Japan has until now been slow to embrace the #MeToo movement that has swept the West, particularly in the United States. Last year, Japanese media largely buried a story involving freelance journalist Shiori Ito who spoke out against Prime Minister Shinzo Abe's former biographer Noriyuki Yamaguchi for alleged sexual assault.

 
 

But the dominoes are starting to fall in what would be a sea change for the largely patriarchal society in Japan, with more women speaking out against the brazen advances made towards them by men in more powerful or influential positions.

In February, Mr Juichi Suezawa quit as president of the Nikkei 225-listed NH Foods after news reports emerged that a subordinate he was with on a business trip had asked an air stewardess about her sex life. The junior executive, too, resigned.

Last December, Mr Yuki Kishi, a former executive creative director at advertising giant Dentsu, quit from the very agency he founded in April last year after several Dentsu employees publicly accused him of sexual harassment in an expose by BuzzFeed Japan.

Earlier this week, Osaka International University associate professor Mayumi Taniguchi said she had uncovered 150 instances of sexual harassment during interviews with 35 female media professionals between April 21 and 30.

"Many of the alleged harassers are in positions of authority," Dr Taniguchi, who is an expert on human rights and gender issues, told a news conference on Monday (May 21). "But when women try to complain about harassment, their superiors often would tell them: 'Who do you think is more important - you or the person you are trying to report?'"

This form of "secondary victimisation" echoes the plight of the TV Asahi journalist, who took her allegations against Mr Fukuda to the weekly Shukan Shincho tabloid after her male superiors failed to act.

Even when the story broke, they first criticised her for her "inappropriate" response in handing over news to a third party.
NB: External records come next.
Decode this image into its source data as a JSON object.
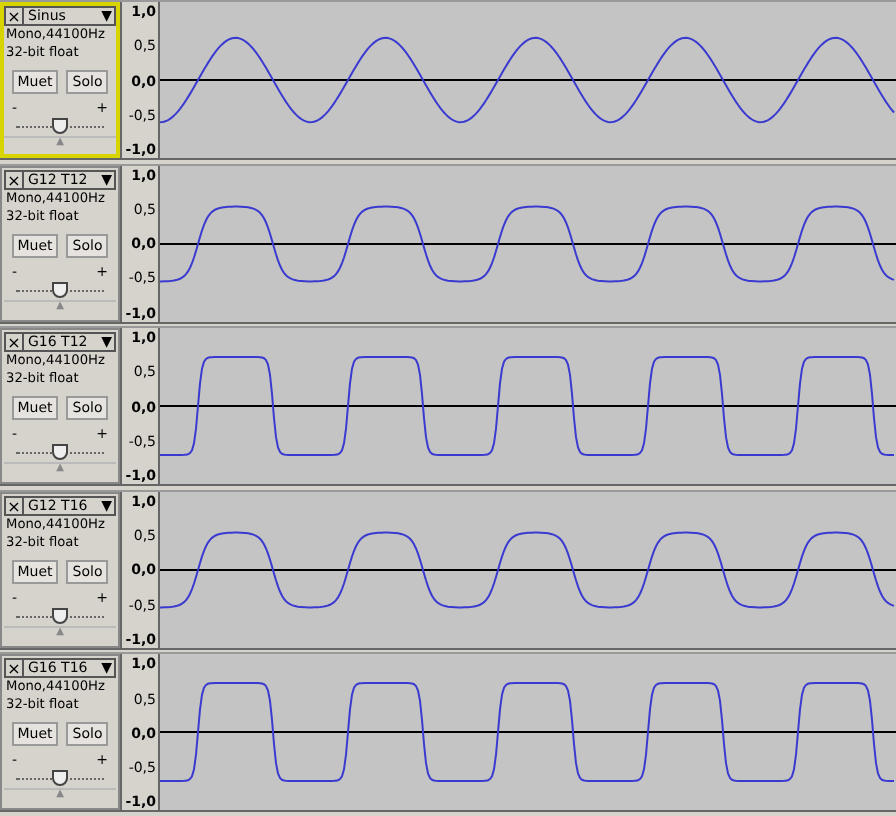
{
  "tracks": [
    {
      "name": "Sinus",
      "selected": true,
      "close": "×",
      "menu": "▼",
      "info": "Mono,44100Hz",
      "format": "32-bit float",
      "mute": "Muet",
      "solo": "Solo",
      "gain": {
        "minus": "-",
        "plus": "+",
        "level": 0.5
      },
      "collapse": "▲",
      "kind": "sine",
      "ruler": [
        "1,0",
        "0,5",
        "0,0",
        "-0,5",
        "-1,0"
      ]
    },
    {
      "name": "G12 T12",
      "selected": false,
      "close": "×",
      "menu": "▼",
      "info": "Mono,44100Hz",
      "format": "32-bit float",
      "mute": "Muet",
      "solo": "Solo",
      "gain": {
        "minus": "-",
        "plus": "+",
        "level": 0.5
      },
      "collapse": "▲",
      "kind": "soft",
      "ruler": [
        "1,0",
        "0,5",
        "0,0",
        "-0,5",
        "-1,0"
      ]
    },
    {
      "name": "G16 T12",
      "selected": false,
      "close": "×",
      "menu": "▼",
      "info": "Mono,44100Hz",
      "format": "32-bit float",
      "mute": "Muet",
      "solo": "Solo",
      "gain": {
        "minus": "-",
        "plus": "+",
        "level": 0.5
      },
      "collapse": "▲",
      "kind": "hard",
      "ruler": [
        "1,0",
        "0,5",
        "0,0",
        "-0,5",
        "-1,0"
      ]
    },
    {
      "name": "G12 T16",
      "selected": false,
      "close": "×",
      "menu": "▼",
      "info": "Mono,44100Hz",
      "format": "32-bit float",
      "mute": "Muet",
      "solo": "Solo",
      "gain": {
        "minus": "-",
        "plus": "+",
        "level": 0.5
      },
      "collapse": "▲",
      "kind": "soft",
      "ruler": [
        "1,0",
        "0,5",
        "0,0",
        "-0,5",
        "-1,0"
      ]
    },
    {
      "name": "G16 T16",
      "selected": false,
      "close": "×",
      "menu": "▼",
      "info": "Mono,44100Hz",
      "format": "32-bit float",
      "mute": "Muet",
      "solo": "Solo",
      "gain": {
        "minus": "-",
        "plus": "+",
        "level": 0.5
      },
      "collapse": "▲",
      "kind": "hard",
      "ruler": [
        "1,0",
        "0,5",
        "0,0",
        "-0,5",
        "-1,0"
      ]
    }
  ]
}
The ensuing backlash caused them to change their tune, saying that her actions had been justified as they "served the common good".
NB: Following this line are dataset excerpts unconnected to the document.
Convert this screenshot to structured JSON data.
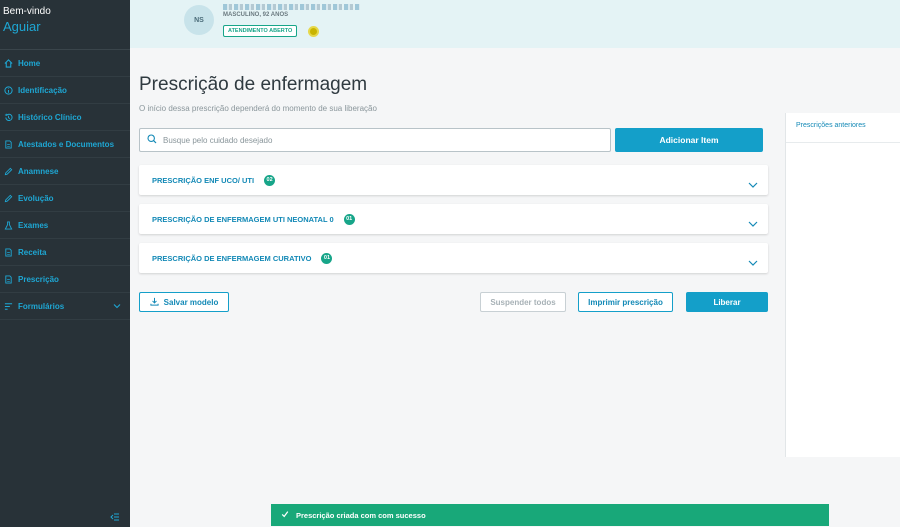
{
  "sidebar": {
    "welcome": "Bem-vindo",
    "user": "Aguiar",
    "items": [
      {
        "label": "Home",
        "icon": "home-icon"
      },
      {
        "label": "Identificação",
        "icon": "info-icon"
      },
      {
        "label": "Histórico Clínico",
        "icon": "history-icon"
      },
      {
        "label": "Atestados e Documentos",
        "icon": "document-icon"
      },
      {
        "label": "Anamnese",
        "icon": "pencil-icon"
      },
      {
        "label": "Evolução",
        "icon": "pencil-icon"
      },
      {
        "label": "Exames",
        "icon": "flask-icon"
      },
      {
        "label": "Receita",
        "icon": "document-icon"
      },
      {
        "label": "Prescrição",
        "icon": "document-icon"
      },
      {
        "label": "Formulários",
        "icon": "list-icon"
      }
    ]
  },
  "patient": {
    "initials": "NS",
    "info": "MASCULINO, 92 ANOS",
    "status_badge": "ATENDIMENTO ABERTO"
  },
  "main": {
    "title": "Prescrição de enfermagem",
    "subtitle": "O início dessa prescrição dependerá do momento de sua liberação",
    "search_placeholder": "Busque pelo cuidado desejado",
    "add_button": "Adicionar Item",
    "sections": [
      {
        "label": "PRESCRIÇÃO ENF UCO/ UTI",
        "count": "02"
      },
      {
        "label": "PRESCRIÇÃO DE ENFERMAGEM UTI NEONATAL 0",
        "count": "01"
      },
      {
        "label": "PRESCRIÇÃO DE ENFERMAGEM CURATIVO",
        "count": "01"
      }
    ],
    "save_model": "Salvar modelo",
    "suspend_all": "Suspender todos",
    "print": "Imprimir prescrição",
    "release": "Liberar"
  },
  "panel": {
    "title": "Prescrições anteriores"
  },
  "toast": {
    "message": "Prescrição criada com com sucesso"
  },
  "colors": {
    "sidebar_bg": "#283238",
    "accent": "#149fc9",
    "success": "#18a879",
    "header_bg": "#e4f3f5"
  }
}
In Dr Taniguchi's study, 12 per cent of the cases were alleged to have been committed by police and prosecutors, 11 per cent by politicians, and 8 per cent by civil servants.

She also criticised as "quite absurd and silly" that the Cabinet had to table a decision last Friday (May 18) which declared that "under the current legal system, 'criminal sexual harassment' does not exist".
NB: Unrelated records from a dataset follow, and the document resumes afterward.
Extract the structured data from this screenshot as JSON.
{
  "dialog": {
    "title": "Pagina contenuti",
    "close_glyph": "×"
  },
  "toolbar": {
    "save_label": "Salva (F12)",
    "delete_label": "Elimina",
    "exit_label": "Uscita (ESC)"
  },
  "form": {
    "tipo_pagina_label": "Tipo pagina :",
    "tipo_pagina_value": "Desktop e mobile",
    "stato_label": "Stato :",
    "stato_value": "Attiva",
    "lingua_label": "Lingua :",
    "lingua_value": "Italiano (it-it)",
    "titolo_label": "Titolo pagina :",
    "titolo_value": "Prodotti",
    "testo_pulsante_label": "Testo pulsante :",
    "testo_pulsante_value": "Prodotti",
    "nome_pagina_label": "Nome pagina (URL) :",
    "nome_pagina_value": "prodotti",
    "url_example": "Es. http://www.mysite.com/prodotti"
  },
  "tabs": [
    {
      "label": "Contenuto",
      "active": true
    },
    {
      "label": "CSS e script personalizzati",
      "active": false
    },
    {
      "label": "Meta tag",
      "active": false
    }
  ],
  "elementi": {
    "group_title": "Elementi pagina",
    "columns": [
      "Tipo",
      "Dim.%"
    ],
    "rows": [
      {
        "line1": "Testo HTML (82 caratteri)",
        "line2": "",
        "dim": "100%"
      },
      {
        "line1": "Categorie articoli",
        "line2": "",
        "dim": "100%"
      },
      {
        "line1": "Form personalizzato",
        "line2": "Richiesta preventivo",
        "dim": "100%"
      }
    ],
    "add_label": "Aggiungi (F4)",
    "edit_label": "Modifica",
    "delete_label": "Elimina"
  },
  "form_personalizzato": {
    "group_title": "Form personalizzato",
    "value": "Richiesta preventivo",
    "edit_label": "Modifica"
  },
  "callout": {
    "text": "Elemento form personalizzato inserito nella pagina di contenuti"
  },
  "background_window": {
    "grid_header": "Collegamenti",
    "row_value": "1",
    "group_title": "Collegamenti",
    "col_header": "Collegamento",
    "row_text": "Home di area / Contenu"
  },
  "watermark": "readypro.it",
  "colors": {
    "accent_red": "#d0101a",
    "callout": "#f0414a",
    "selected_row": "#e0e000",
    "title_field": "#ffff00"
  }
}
The decision explicitly stated Japan's definition of sexual harassment as "sexual comments or actions inside and outside the workplace that cause others discomfort".  It added that there was "no legal criminal punishment to dictate the penalisation of such behaviour", though actions that crossed the line into forcible indecency would constitute criminal offences.

The Cabinet move came after Finance Minister Taro Aso incurred the public's ire for standing up for the beleaguered Mr Fukuda. Fellow Minister Seiko Noda, one of two women in the 19-member Cabinet, slammed Mr Aso for his callousness and vowed to push for a debate in Parliament on legal penalties against sexual harassment.

Dr Taniguchi said the discussions served to exemplify how Japan was at a crossroads, with women increasingly more open about speaking out against their male aggressors.